The fight against nasty odors often does more than eliminate them. The battle against miasmas—and noxious urban smells, in the era of germ theory—shaped the urban landscape. Invisible smells produced real and visible effects. Decisive moments of reek spurred swift reforms. In the summer of 1858, London suffered a heat wave that left the Thames running low and revealed that the river, from which the city drew its drinking water, was basically an open sewer. For six weeks, later termed the Great Stink of London, the city was suffused with the revealed stench of excrement. One self-styled “Sufferer in Thames Street” described the smells emanating from the waterfront as “a thick, warm steam, surcharged with odeurs from every imaginable abomination penetrating into the apartment, and into you.” With blinding speed, Parliament green-lit a public works project that had previously been stuck in committee, creating a massive system of sewers, pumping stations, and water treatment plants. Similarly, Paris suffered its own Great Stink in 1880, resulting in similarly rapid and far-reaching urban planning reforms. To fight the smells, lawmakers on both sides of the English Channel paved sidewalks and whitewashed walls, engineered sewer systems, established health boards and zoning ordinances, introduced environmental reforms, widened streets, and planted public gardens to serve as “urban lungs.” [2] Disgusting odors are nothing if not intensely motivating.

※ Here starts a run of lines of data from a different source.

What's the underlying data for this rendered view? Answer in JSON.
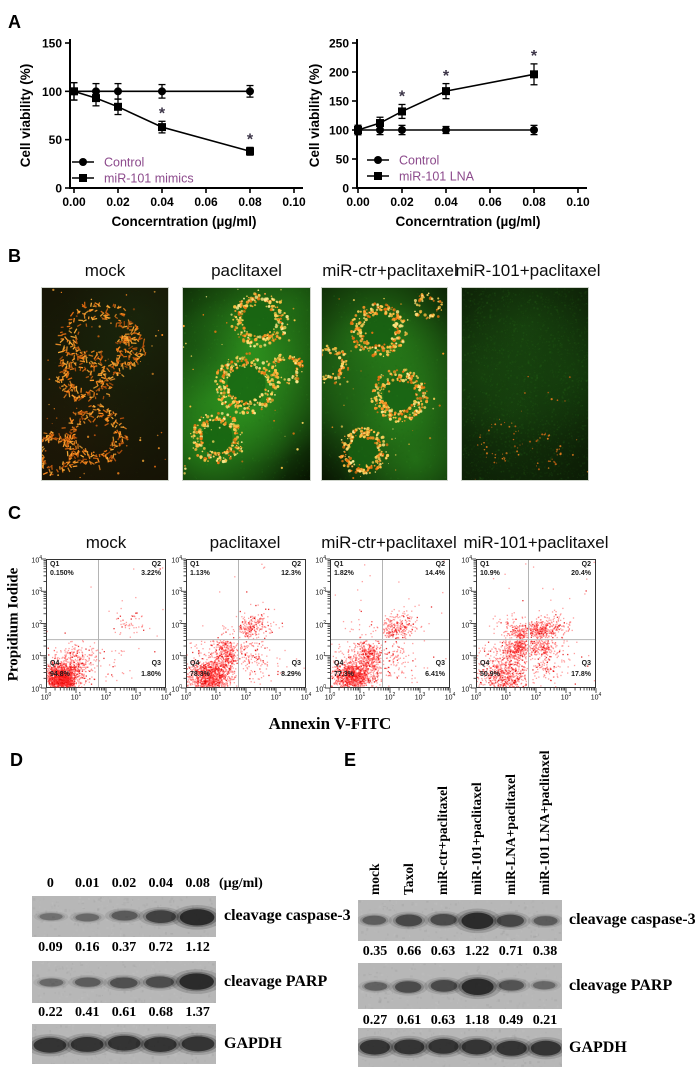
{
  "panels": {
    "A": {
      "label": "A"
    },
    "B": {
      "label": "B",
      "images": [
        {
          "label": "mock"
        },
        {
          "label": "paclitaxel"
        },
        {
          "label": "miR-ctr+paclitaxel"
        },
        {
          "label": "miR-101+paclitaxel"
        }
      ]
    },
    "C": {
      "label": "C"
    },
    "D": {
      "label": "D"
    },
    "E": {
      "label": "E"
    }
  },
  "colors": {
    "legend_text": "#8c4a8c",
    "significance": "#3c3548",
    "flow_points": "#ff2b2b",
    "axis": "#000000"
  },
  "chart_data": [
    {
      "type": "line",
      "panel": "A-left",
      "xlabel": "Concerntration (µg/ml)",
      "ylabel": "Cell viability (%)",
      "x": [
        0,
        0.01,
        0.02,
        0.04,
        0.08
      ],
      "xlim": [
        0,
        0.1
      ],
      "xticks": [
        "0.00",
        "0.02",
        "0.04",
        "0.06",
        "0.08",
        "0.10"
      ],
      "ylim": [
        0,
        150
      ],
      "yticks": [
        0,
        50,
        100,
        150
      ],
      "series": [
        {
          "name": "Control",
          "marker": "circle",
          "values": [
            100,
            100,
            100,
            100,
            100
          ],
          "errors": [
            9,
            8,
            8,
            7,
            6
          ]
        },
        {
          "name": "miR-101 mimics",
          "marker": "square",
          "values": [
            100,
            93,
            84,
            63,
            38
          ],
          "errors": [
            9,
            8,
            8,
            6,
            4
          ]
        }
      ],
      "significance": [
        {
          "x": 0.04,
          "y": 82.5,
          "symbol": "*"
        },
        {
          "x": 0.08,
          "y": 55.5,
          "symbol": "*"
        }
      ]
    },
    {
      "type": "line",
      "panel": "A-right",
      "xlabel": "Concerntration (µg/ml)",
      "ylabel": "Cell viability (%)",
      "x": [
        0,
        0.01,
        0.02,
        0.04,
        0.08
      ],
      "xlim": [
        0,
        0.1
      ],
      "xticks": [
        "0.00",
        "0.02",
        "0.04",
        "0.06",
        "0.08",
        "0.10"
      ],
      "ylim": [
        0,
        250
      ],
      "yticks": [
        0,
        50,
        100,
        150,
        200,
        250
      ],
      "series": [
        {
          "name": "Control",
          "marker": "circle",
          "values": [
            100,
            100,
            100,
            100,
            100
          ],
          "errors": [
            8,
            8,
            8,
            6,
            8
          ]
        },
        {
          "name": "miR-101 LNA",
          "marker": "square",
          "values": [
            100,
            112,
            132,
            167,
            196
          ],
          "errors": [
            8,
            10,
            12,
            13,
            18
          ]
        }
      ],
      "significance": [
        {
          "x": 0.02,
          "y": 166,
          "symbol": "*"
        },
        {
          "x": 0.04,
          "y": 202,
          "symbol": "*"
        },
        {
          "x": 0.08,
          "y": 236,
          "symbol": "*"
        }
      ]
    },
    {
      "type": "scatter",
      "panel": "C",
      "xlabel": "Annexin V-FITC",
      "ylabel": "Propidium Iodide",
      "log_decades": [
        0,
        1,
        2,
        3,
        4
      ],
      "plots": [
        {
          "label": "mock",
          "quadrants": {
            "Q1": "0.150%",
            "Q2": "3.22%",
            "Q3": "1.80%",
            "Q4": "94.8%"
          }
        },
        {
          "label": "paclitaxel",
          "quadrants": {
            "Q1": "1.13%",
            "Q2": "12.3%",
            "Q3": "8.29%",
            "Q4": "78.3%"
          }
        },
        {
          "label": "miR-ctr+paclitaxel",
          "quadrants": {
            "Q1": "1.82%",
            "Q2": "14.4%",
            "Q3": "6.41%",
            "Q4": "77.3%"
          }
        },
        {
          "label": "miR-101+paclitaxel",
          "quadrants": {
            "Q1": "10.9%",
            "Q2": "20.4%",
            "Q3": "17.8%",
            "Q4": "50.9%"
          }
        }
      ]
    },
    {
      "type": "western-blot",
      "panel": "D",
      "lane_labels": [
        "0",
        "0.01",
        "0.02",
        "0.04",
        "0.08"
      ],
      "unit": "(µg/ml)",
      "rows": [
        {
          "protein": "cleavage caspase-3",
          "values": [
            0.09,
            0.16,
            0.37,
            0.72,
            1.12
          ]
        },
        {
          "protein": "cleavage PARP",
          "values": [
            0.22,
            0.41,
            0.61,
            0.68,
            1.37
          ]
        },
        {
          "protein": "GAPDH",
          "values": null
        }
      ]
    },
    {
      "type": "western-blot",
      "panel": "E",
      "lane_labels": [
        "mock",
        "Taxol",
        "miR-ctr+paclitaxel",
        "miR-101+paclitaxel",
        "miR-LNA+paclitaxel",
        "miR-101 LNA+paclitaxel"
      ],
      "rows": [
        {
          "protein": "cleavage caspase-3",
          "values": [
            0.35,
            0.66,
            0.63,
            1.22,
            0.71,
            0.38
          ]
        },
        {
          "protein": "cleavage PARP",
          "values": [
            0.27,
            0.61,
            0.63,
            1.18,
            0.49,
            0.21
          ]
        },
        {
          "protein": "GAPDH",
          "values": null
        }
      ]
    }
  ]
}
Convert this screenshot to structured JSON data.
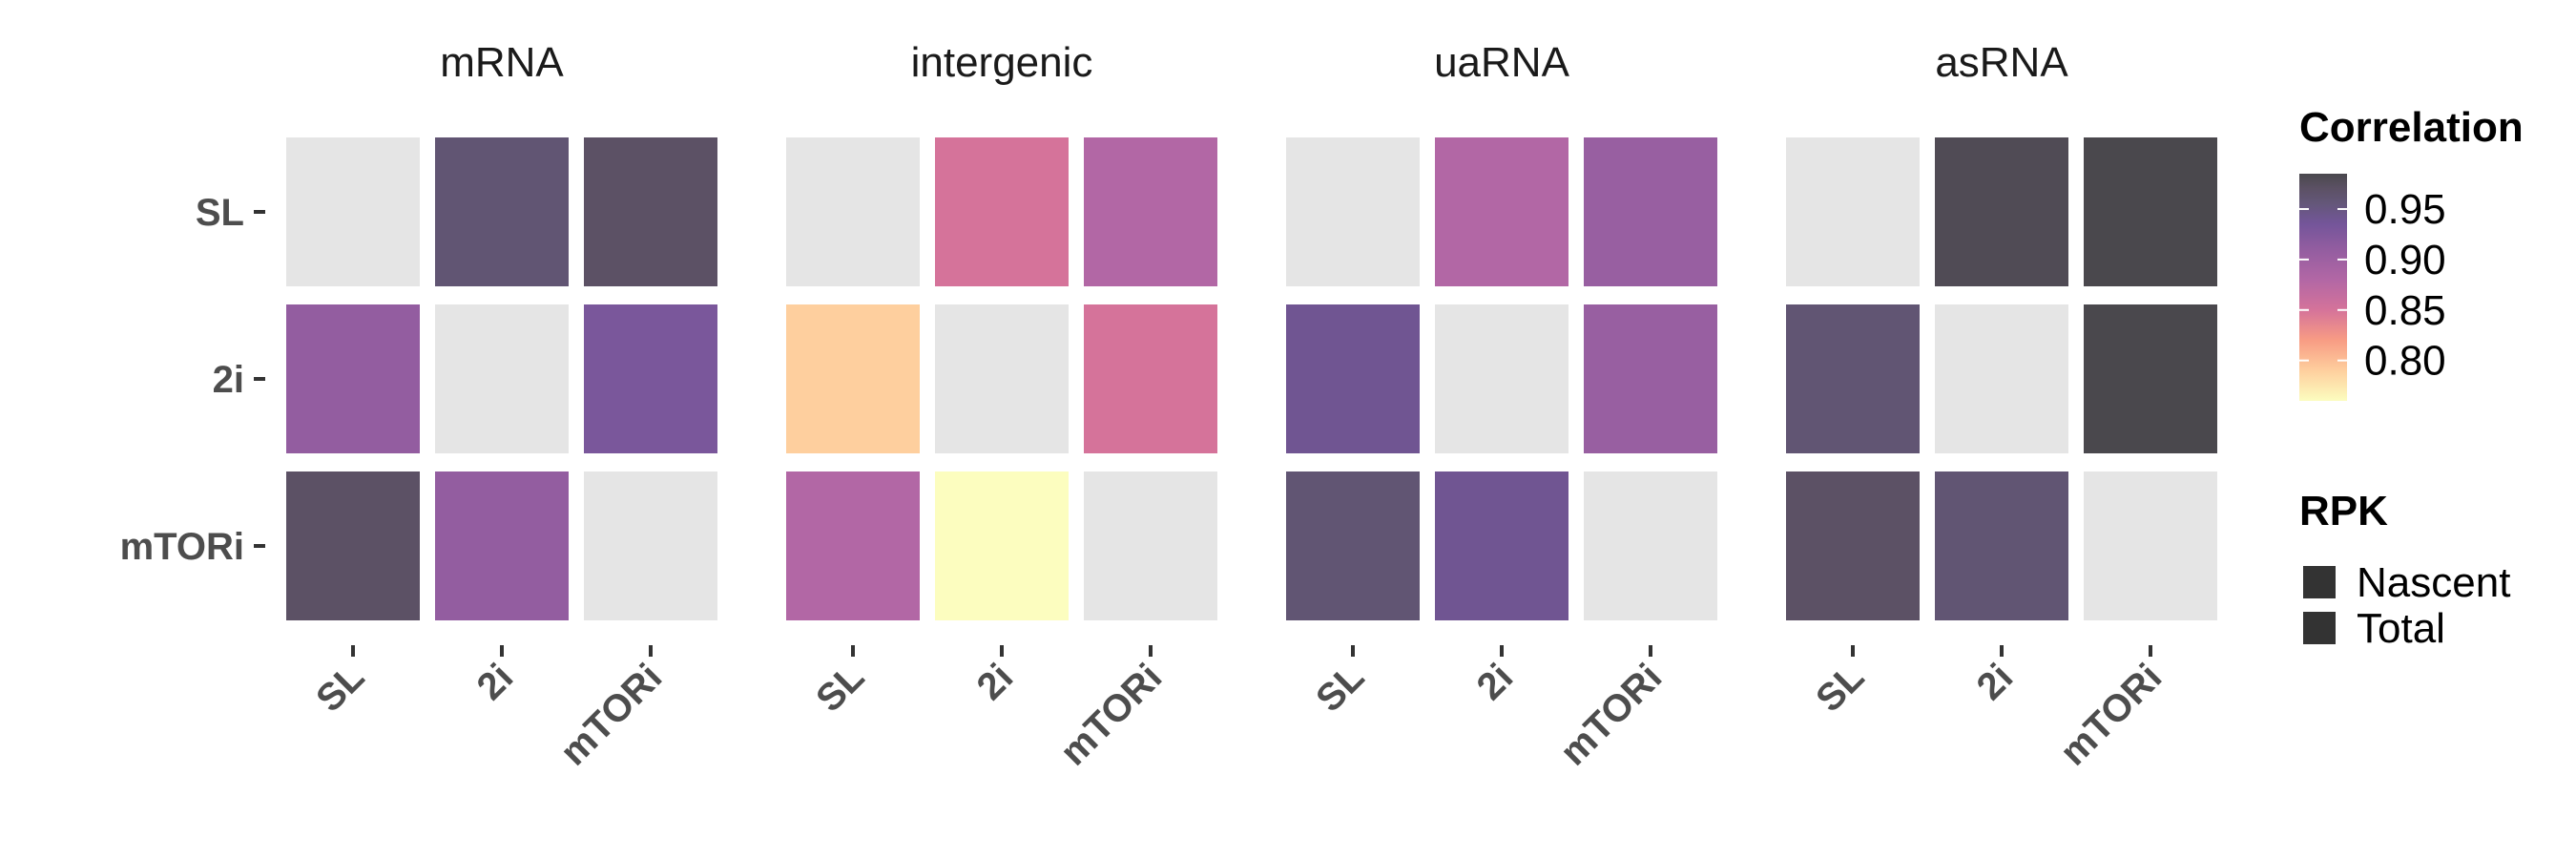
{
  "chart_data": {
    "type": "heatmap",
    "panels": [
      {
        "title": "mRNA",
        "rows": [
          "SL",
          "2i",
          "mTORi"
        ],
        "cols": [
          "SL",
          "2i",
          "mTORi"
        ],
        "values": [
          [
            null,
            0.96,
            0.97
          ],
          [
            0.91,
            null,
            0.93
          ],
          [
            0.97,
            0.91,
            null
          ]
        ]
      },
      {
        "title": "intergenic",
        "rows": [
          "SL",
          "2i",
          "mTORi"
        ],
        "cols": [
          "SL",
          "2i",
          "mTORi"
        ],
        "values": [
          [
            null,
            0.85,
            0.88
          ],
          [
            0.79,
            null,
            0.85
          ],
          [
            0.88,
            0.76,
            null
          ]
        ]
      },
      {
        "title": "uaRNA",
        "rows": [
          "SL",
          "2i",
          "mTORi"
        ],
        "cols": [
          "SL",
          "2i",
          "mTORi"
        ],
        "values": [
          [
            null,
            0.88,
            0.905
          ],
          [
            0.94,
            null,
            0.905
          ],
          [
            0.96,
            0.94,
            null
          ]
        ]
      },
      {
        "title": "asRNA",
        "rows": [
          "SL",
          "2i",
          "mTORi"
        ],
        "cols": [
          "SL",
          "2i",
          "mTORi"
        ],
        "values": [
          [
            null,
            0.98,
            0.99
          ],
          [
            0.96,
            null,
            0.99
          ],
          [
            0.97,
            0.96,
            null
          ]
        ]
      }
    ],
    "na_color": "#e5e5e5",
    "colorbar": {
      "title": "Correlation",
      "ticks": [
        0.95,
        0.9,
        0.85,
        0.8
      ],
      "tick_labels": [
        "0.95",
        "0.90",
        "0.85",
        "0.80"
      ],
      "min": 0.76,
      "max": 0.985,
      "stops": [
        {
          "value": 0.76,
          "color": "#fcfdbf"
        },
        {
          "value": 0.79,
          "color": "#fecf9e"
        },
        {
          "value": 0.82,
          "color": "#f89c84"
        },
        {
          "value": 0.85,
          "color": "#d5739a"
        },
        {
          "value": 0.88,
          "color": "#b267a5"
        },
        {
          "value": 0.91,
          "color": "#935da0"
        },
        {
          "value": 0.935,
          "color": "#74559a"
        },
        {
          "value": 0.955,
          "color": "#64577a"
        },
        {
          "value": 0.97,
          "color": "#5c5165"
        },
        {
          "value": 0.985,
          "color": "#4a484d"
        }
      ]
    },
    "shape_legend": {
      "title": "RPK",
      "items": [
        "Nascent",
        "Total"
      ],
      "color": "#333333"
    }
  }
}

As a smell, cannon fire has a long and surprisingly varied backstory. It’s the smell that used to waft over scenes of warfare and of plague. It has signified both destruction and protection. And now, in the modern era, you smell cannon fire almost nowhere at all, a poignant end for such a potent scent.

  1. Miasma theory dates as far back as Seneca.
  2. Melanie A. Kiechle wrote an entire book about this topic called Smell Detectives: An Olfactory History of Nineteenth-Century Urban America.